Non si placano le polemiche dopo che due giorni fa in Cdm è stata approvata la norma che cambia l’art 114 del codice penale, impedendo la pubblicazione anche solo di estratti delle ordinanze di custodia cautelare. Per Carlo Bartoli, presidente del Consiglio nazionale dell’Ordine dei giornalisti, «l’informazione per essere libera deve essere anche chiara e completa. Non è un privilegio dei giornalisti, ma un diritto costituzionale dei cittadini. Descrivere con precisione, citando i documenti, perché una persona viene arrestata non viola la presunzione di innocenza».

Molto critico anche il senatore Walter Verini, capogruppo Pd in commissione Antimafia e segretario della commissione Giustizia: «Nonostante ci sia chi - come il deputato Costa - si arrampica sugli specchi in nome di un principio fondamentale (la presunzione di innocenza, che però per l’ennesima volta viene usato strumentalmente), la sostanza è purtroppo molto chiara. Ed è che si assesta un colpo alla libertà di informazione, al diritto dei cittadini di essere informati».

Nella mattinata di ieri proprio il responsabile giustizia di Azione aveva replicato alle polemiche del giorno prima con due post su X. Il primo: «Nessun bavaglio, il contenuto degli atti sarà pubblicabile. Ma ad indagini aperte non saranno pubblicabili le ordinanze dalla A alla Z, centinaia di pagine piene di intercettazioni neanche ancora vagliate dal riesame che può annullarle. È rispetto della presunzione di innocenza». E il secondo: «A proposito della mia proposta sulla pubblicazione delle ordinanze cautelari approvata ieri in Cdm.

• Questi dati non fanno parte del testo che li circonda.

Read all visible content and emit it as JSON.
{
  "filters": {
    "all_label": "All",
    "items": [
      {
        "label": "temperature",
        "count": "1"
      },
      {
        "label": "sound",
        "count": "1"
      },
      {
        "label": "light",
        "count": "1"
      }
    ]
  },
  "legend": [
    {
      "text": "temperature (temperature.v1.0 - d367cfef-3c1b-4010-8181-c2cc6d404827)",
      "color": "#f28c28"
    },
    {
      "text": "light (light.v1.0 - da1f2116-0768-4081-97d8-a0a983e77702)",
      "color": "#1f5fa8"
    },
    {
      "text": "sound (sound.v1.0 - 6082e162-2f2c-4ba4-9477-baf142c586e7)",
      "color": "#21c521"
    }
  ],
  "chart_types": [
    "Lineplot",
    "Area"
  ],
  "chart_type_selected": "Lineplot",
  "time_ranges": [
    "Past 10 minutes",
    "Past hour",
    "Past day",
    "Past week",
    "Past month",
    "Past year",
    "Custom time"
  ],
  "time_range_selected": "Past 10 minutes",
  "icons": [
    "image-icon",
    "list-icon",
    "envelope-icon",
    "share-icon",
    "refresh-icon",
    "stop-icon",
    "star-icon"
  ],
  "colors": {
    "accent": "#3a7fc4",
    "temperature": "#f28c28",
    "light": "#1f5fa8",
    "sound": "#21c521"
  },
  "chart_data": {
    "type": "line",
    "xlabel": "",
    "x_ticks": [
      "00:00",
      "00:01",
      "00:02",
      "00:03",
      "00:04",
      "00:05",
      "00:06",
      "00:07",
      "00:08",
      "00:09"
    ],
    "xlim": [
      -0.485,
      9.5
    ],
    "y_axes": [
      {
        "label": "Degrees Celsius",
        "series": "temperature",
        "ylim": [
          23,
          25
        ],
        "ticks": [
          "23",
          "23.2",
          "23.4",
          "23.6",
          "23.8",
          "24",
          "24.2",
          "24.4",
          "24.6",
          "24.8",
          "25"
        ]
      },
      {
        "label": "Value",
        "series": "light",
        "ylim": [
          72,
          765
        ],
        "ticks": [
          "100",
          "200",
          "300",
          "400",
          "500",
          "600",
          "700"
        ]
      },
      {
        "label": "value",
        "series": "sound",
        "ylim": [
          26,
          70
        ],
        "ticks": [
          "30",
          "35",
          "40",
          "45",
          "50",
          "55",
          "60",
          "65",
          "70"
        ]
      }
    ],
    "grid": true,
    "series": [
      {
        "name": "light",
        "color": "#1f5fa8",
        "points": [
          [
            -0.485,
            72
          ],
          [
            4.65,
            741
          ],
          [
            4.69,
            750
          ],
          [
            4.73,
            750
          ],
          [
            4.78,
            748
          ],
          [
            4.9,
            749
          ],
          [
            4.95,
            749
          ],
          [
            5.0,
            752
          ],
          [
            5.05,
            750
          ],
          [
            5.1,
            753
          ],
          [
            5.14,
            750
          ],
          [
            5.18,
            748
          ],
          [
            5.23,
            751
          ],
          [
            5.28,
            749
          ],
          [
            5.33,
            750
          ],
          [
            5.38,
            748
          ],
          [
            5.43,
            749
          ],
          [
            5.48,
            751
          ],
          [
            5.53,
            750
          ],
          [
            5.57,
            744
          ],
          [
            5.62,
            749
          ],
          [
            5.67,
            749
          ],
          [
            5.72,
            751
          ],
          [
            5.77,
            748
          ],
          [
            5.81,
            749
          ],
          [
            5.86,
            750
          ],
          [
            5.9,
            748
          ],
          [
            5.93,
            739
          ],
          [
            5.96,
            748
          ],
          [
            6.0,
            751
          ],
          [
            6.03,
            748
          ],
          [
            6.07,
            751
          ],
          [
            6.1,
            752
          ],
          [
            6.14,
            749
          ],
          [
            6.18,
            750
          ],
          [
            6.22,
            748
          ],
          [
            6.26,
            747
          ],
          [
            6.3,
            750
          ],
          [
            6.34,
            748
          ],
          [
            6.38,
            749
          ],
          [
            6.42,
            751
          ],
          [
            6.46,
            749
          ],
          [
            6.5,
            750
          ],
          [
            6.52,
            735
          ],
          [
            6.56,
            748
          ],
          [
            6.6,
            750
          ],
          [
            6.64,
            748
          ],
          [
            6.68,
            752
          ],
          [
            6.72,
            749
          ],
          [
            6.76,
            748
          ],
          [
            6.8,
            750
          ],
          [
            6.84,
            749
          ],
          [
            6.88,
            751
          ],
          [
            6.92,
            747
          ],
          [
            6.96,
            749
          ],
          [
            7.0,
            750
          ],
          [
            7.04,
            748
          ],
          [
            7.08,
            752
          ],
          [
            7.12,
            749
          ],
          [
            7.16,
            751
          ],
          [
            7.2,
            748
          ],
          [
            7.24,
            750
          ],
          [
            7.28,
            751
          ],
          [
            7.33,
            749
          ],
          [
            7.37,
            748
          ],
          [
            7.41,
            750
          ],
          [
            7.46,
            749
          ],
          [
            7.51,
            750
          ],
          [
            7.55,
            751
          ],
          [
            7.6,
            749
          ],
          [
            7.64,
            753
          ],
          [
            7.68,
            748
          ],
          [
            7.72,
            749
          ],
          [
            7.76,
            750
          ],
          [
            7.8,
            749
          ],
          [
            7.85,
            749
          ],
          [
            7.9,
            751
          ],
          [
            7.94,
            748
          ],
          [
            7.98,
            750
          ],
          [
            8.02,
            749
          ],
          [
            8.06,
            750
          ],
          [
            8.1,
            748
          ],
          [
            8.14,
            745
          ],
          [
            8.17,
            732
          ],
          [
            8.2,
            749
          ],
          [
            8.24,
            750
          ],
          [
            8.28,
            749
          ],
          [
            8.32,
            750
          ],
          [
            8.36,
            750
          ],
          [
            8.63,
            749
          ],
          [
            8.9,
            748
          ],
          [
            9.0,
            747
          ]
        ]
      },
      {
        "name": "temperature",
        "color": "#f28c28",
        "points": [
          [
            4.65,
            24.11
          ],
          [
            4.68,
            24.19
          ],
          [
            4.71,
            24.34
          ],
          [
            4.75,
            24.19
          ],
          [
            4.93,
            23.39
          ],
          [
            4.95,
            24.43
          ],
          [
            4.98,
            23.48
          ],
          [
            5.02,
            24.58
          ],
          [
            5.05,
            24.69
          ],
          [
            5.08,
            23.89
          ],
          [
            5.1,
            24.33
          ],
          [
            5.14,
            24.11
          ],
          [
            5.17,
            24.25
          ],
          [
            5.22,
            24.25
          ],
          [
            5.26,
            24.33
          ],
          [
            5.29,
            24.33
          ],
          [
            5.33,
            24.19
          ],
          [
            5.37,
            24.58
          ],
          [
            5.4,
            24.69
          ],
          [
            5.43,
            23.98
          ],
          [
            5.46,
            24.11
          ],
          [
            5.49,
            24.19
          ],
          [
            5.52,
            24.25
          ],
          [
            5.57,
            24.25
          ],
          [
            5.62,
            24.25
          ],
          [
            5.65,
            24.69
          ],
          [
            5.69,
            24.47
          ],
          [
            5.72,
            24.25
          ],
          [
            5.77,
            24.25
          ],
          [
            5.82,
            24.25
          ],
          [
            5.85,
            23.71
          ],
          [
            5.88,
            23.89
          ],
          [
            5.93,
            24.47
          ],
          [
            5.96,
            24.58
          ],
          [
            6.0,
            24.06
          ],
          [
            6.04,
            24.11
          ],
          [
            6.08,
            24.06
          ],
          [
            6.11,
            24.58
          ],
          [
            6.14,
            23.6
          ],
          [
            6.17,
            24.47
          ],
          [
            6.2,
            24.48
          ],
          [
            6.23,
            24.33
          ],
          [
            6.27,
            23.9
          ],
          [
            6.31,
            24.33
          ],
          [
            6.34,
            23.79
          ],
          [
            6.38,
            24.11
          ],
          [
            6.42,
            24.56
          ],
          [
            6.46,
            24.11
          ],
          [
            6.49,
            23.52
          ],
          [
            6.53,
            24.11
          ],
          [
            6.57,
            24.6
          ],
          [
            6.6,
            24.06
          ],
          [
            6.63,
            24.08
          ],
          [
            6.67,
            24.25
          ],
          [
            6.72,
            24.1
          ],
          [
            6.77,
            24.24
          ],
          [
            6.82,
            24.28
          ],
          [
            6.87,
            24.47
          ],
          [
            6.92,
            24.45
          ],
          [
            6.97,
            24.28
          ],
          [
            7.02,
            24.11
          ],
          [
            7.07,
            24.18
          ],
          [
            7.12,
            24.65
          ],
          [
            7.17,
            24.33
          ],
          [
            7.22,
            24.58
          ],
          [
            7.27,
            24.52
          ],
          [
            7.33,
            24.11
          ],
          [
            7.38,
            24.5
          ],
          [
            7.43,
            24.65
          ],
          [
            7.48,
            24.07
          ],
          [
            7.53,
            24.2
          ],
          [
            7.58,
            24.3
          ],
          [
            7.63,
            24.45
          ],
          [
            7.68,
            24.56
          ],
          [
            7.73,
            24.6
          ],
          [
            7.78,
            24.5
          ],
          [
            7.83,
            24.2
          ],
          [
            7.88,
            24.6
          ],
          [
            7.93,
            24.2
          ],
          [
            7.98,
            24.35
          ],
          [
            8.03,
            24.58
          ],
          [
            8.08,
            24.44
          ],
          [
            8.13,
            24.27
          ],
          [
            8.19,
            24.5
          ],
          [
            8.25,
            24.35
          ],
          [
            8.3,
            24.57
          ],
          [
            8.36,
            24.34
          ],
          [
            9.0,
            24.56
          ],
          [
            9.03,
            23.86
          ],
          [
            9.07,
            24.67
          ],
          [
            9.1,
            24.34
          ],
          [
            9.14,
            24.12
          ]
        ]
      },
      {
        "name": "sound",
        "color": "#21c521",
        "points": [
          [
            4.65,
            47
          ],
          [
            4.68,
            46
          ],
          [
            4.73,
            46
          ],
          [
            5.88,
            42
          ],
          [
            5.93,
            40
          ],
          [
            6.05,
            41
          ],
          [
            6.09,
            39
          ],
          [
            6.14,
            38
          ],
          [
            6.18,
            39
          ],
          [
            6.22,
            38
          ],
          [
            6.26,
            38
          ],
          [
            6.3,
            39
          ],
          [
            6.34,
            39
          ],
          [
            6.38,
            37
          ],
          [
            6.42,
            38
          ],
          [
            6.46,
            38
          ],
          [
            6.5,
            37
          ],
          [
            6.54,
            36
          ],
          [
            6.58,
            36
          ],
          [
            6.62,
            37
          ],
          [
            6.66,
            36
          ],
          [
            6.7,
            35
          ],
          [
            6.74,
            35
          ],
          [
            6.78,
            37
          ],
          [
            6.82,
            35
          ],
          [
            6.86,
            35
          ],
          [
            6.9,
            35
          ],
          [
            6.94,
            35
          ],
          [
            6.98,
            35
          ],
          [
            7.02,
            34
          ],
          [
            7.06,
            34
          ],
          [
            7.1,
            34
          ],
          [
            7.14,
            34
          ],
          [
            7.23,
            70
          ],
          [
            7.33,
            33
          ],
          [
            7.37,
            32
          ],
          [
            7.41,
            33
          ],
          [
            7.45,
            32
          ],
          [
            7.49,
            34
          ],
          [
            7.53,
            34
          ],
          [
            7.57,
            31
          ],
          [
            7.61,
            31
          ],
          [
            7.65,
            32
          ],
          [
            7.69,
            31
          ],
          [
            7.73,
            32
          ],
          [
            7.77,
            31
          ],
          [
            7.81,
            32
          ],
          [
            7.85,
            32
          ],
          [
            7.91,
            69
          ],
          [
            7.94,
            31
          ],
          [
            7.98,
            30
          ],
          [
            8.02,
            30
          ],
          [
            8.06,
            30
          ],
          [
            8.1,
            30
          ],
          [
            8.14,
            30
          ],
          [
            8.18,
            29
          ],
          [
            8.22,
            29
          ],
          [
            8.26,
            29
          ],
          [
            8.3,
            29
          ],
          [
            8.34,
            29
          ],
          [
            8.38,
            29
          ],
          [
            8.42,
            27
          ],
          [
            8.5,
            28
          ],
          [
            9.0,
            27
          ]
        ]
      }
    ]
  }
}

Avs: “deriva orbaniana”. M5S: “eutanasia della democrazia”. Pd: “ceffone a libertà di stampa”. # regionali2024».

Nel pomeriggio Giuseppe Santalucia, presidente dell’Anm, a Radio Popolare, ha detto: «Parlare di bavaglio non credo sia corretto perché la norma non vieta che si dia notizia di un’ordinanza di custodia cautelare e addirittura che se ne riassumano i contenuti». Tuttavia, ha concluso il leader delle toghe, la norma «è irragionevole perché vieta la pubblicazione integrale dell’ordinanza e quindi va contro una corretta informazione perché ci si deve affidare in un campo molto tecnico ai riassunti di un giornalista che può sbagliare o essere incompleto».

Positivo, invece, il giudizio di Francesco Petrelli, presidente dell’Unione Camere Penali italiane, che parla di «un primo passo importante con il quale si ripristina un principio di diritto che era già presente nel nostro codice e che non incide affatto sul diritto di cronaca e di informazione, ma può al contrario certamente contribuire a limitare il fenomeno della gogna mediatica».

Per il presidente dell’Ucpi è «assurdo gridare allo scandalo perché il divieto di pubblicazione di atti giudiziari è connaturato al nostro sistema processuale ed è in vigore in maniera severa in molti altri paesi europei, in quanto funzionale sia alla tutela delle indagini che della presunzione di innocenza. Si tratta dunque di un condiviso principio di civiltà».